To me, this paragraph shows why William Gibson is a master of the science fiction field. It's a somewhat chilling interpretation of the role humans might have if we ever enter into contact with a larger, established interstellar community: we'll be the primitive species. We won't necessarily communicate effectively or benignly, but we will acquire advanced technology and then ask for more, and it might very well destroy us. In Star Trek, despite the fact that they are the new kids on the block, humans go on to become the founders of the United Federation of Planets (along with the older, more stoic Vulcans and the volatile Andorians). Science fiction often portrays humans as special (warning: TVTropes), which is not surprising considering the species of both the writers and their audience. So it's refreshing when authors take a step back, think critically, and present a different perspective, even one as bleak as this: we're just rats, pushing a button to make food come out.
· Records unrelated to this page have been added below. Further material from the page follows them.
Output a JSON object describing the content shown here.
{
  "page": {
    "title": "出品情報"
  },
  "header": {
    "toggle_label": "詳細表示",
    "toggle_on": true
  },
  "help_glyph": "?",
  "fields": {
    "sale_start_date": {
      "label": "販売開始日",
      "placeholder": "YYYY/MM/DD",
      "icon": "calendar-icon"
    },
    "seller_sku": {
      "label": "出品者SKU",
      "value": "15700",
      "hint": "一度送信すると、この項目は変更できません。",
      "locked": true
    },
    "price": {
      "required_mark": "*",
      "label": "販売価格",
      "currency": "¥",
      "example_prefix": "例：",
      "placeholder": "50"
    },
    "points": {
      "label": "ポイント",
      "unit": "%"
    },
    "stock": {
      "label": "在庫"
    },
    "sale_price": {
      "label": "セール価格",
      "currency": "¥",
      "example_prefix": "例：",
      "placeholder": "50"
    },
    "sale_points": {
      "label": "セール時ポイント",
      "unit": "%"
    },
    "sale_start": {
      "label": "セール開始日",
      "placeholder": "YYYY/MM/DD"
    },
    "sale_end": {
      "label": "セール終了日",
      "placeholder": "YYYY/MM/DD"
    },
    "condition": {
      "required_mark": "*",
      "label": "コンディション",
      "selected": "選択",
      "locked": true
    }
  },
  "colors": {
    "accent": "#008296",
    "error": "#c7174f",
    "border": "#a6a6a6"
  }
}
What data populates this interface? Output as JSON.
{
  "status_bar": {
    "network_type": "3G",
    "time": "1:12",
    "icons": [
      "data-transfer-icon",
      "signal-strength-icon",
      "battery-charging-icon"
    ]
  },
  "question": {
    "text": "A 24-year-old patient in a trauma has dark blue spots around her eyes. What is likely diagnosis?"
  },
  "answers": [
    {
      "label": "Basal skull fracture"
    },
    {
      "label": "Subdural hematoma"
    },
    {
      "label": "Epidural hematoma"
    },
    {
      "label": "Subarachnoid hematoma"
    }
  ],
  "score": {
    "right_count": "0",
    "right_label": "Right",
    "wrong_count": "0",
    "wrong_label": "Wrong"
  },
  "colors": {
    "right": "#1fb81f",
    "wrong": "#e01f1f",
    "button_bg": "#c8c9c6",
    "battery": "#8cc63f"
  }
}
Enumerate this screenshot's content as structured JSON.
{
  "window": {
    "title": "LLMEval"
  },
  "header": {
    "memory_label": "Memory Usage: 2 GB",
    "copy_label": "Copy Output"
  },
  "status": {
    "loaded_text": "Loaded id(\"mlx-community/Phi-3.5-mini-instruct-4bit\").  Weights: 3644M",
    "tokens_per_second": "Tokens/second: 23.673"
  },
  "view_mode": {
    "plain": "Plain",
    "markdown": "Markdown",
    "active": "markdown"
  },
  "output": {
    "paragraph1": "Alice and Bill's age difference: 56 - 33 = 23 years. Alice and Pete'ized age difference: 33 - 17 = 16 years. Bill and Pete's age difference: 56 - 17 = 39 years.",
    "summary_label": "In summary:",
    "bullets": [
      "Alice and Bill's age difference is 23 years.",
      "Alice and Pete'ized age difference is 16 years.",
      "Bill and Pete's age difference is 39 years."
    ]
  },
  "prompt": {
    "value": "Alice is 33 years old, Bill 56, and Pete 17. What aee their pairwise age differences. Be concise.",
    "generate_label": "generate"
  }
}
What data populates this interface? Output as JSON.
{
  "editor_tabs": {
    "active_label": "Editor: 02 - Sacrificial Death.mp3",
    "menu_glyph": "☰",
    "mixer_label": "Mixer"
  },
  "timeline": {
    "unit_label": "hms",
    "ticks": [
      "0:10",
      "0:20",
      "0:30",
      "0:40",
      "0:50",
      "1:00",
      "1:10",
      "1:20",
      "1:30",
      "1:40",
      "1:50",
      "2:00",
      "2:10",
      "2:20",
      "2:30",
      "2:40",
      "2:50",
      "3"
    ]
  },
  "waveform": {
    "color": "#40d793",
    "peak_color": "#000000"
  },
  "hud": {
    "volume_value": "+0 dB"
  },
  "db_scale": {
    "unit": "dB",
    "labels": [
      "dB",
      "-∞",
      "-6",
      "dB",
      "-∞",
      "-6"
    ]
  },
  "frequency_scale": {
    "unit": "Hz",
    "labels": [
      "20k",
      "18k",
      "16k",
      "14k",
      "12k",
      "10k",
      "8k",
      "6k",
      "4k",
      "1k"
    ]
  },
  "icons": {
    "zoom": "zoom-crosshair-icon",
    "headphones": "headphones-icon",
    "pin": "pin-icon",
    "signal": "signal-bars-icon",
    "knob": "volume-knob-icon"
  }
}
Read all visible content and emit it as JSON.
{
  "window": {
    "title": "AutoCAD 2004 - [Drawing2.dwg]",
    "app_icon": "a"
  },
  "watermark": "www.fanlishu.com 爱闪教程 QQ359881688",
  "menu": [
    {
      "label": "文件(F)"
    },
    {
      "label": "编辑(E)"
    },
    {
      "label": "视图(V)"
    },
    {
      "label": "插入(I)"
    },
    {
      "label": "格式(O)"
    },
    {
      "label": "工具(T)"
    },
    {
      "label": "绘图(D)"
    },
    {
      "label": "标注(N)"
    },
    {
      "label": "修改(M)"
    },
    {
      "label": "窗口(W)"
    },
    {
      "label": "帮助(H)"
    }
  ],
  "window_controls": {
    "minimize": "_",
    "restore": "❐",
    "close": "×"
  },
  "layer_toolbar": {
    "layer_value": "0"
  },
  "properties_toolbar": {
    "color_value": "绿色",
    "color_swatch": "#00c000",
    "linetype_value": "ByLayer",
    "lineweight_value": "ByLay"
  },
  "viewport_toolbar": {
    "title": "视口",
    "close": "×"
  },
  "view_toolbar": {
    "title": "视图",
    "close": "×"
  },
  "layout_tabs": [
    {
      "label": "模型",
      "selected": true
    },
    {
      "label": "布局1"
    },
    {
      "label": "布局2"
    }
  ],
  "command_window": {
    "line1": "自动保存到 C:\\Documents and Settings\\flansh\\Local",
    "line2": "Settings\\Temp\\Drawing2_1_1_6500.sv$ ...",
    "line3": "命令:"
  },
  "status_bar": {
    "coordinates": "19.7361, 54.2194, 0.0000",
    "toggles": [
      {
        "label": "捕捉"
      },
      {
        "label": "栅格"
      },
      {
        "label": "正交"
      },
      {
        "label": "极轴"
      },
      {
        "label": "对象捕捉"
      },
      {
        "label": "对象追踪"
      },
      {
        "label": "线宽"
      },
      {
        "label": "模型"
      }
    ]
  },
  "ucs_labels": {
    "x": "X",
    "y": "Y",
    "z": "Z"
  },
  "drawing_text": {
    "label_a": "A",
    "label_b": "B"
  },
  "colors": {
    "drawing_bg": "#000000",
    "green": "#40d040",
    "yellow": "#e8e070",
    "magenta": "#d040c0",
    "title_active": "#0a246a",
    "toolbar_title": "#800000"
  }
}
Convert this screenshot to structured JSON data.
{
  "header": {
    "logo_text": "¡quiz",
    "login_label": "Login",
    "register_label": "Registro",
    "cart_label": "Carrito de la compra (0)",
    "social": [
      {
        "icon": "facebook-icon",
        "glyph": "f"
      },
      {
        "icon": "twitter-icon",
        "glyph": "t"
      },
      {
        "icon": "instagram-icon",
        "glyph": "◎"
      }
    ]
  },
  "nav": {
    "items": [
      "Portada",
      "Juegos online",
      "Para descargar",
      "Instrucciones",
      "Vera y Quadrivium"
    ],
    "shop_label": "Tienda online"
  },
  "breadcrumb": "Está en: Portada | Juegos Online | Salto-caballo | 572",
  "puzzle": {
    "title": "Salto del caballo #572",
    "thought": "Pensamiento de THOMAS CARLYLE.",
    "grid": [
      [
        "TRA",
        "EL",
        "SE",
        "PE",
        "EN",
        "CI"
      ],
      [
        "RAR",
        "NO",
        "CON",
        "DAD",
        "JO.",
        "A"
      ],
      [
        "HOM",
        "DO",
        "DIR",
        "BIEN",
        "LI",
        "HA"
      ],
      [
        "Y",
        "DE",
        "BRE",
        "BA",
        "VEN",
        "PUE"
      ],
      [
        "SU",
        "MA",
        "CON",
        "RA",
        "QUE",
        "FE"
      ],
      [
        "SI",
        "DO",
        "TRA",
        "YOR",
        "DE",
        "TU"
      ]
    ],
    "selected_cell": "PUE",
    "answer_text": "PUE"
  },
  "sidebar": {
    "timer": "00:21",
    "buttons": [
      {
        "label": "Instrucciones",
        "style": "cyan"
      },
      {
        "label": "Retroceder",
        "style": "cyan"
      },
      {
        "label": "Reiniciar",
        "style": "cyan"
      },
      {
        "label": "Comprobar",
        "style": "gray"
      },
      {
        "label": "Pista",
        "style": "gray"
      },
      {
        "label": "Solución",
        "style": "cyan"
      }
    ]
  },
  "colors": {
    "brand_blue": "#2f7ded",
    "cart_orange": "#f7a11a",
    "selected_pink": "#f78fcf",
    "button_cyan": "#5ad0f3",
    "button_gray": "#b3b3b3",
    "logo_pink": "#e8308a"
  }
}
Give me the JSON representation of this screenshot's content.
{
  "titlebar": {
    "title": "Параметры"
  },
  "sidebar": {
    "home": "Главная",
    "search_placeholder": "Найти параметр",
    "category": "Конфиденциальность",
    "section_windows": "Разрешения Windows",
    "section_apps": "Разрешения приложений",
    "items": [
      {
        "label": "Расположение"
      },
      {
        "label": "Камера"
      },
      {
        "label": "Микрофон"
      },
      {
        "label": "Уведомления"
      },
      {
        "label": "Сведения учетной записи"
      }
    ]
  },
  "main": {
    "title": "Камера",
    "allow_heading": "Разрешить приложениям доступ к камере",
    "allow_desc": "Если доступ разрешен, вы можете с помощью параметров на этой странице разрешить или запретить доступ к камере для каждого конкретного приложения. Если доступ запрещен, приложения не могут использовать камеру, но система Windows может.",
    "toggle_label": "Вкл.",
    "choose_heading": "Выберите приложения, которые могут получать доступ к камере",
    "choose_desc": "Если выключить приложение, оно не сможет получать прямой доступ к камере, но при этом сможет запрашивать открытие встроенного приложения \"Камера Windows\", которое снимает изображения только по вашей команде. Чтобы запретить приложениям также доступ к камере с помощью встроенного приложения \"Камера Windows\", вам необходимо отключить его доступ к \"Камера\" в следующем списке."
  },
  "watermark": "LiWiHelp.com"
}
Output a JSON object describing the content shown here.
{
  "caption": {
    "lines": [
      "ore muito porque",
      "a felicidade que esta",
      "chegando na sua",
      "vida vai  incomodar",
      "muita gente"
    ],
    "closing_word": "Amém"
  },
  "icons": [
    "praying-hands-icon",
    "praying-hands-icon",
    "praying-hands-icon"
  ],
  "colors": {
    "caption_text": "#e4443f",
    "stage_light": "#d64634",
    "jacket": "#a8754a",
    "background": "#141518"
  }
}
Toby and his lover Charmian, by the way, were rejected as pilots and now serve as "surrogates" on Heaven. They greet the returned pilots—the live ones, that is—and try to help bring them back to something approaching a normal mental state. As Toby explains, they are seldom successful. Whatever happens to pilots who go through the Highway, it breaks them. Yet "Hinterlands" concludes with Toby's laments that he and Charmian were found unsuitable for being pilots and his description of their continual longing to go on this almost-certainly fatal adventure. It's an amazing story, both in concept and in execution, and it alone is worth finding a copy of Burning Chrome.

William Gibson fans, put Burning Chrome on your to-read list if it's not already there. And for those of who you haven't read William Gibson, this would be a fine place to start (though I still recommend Neuromancer as well). This anthology is a snapshot of Gibson at his best, from the familiar milieu of his Sprawl world and beyond, to even weirder and more imaginative places. Gibson is a source of great ideas, and he always manages to wrap them in even greater stories.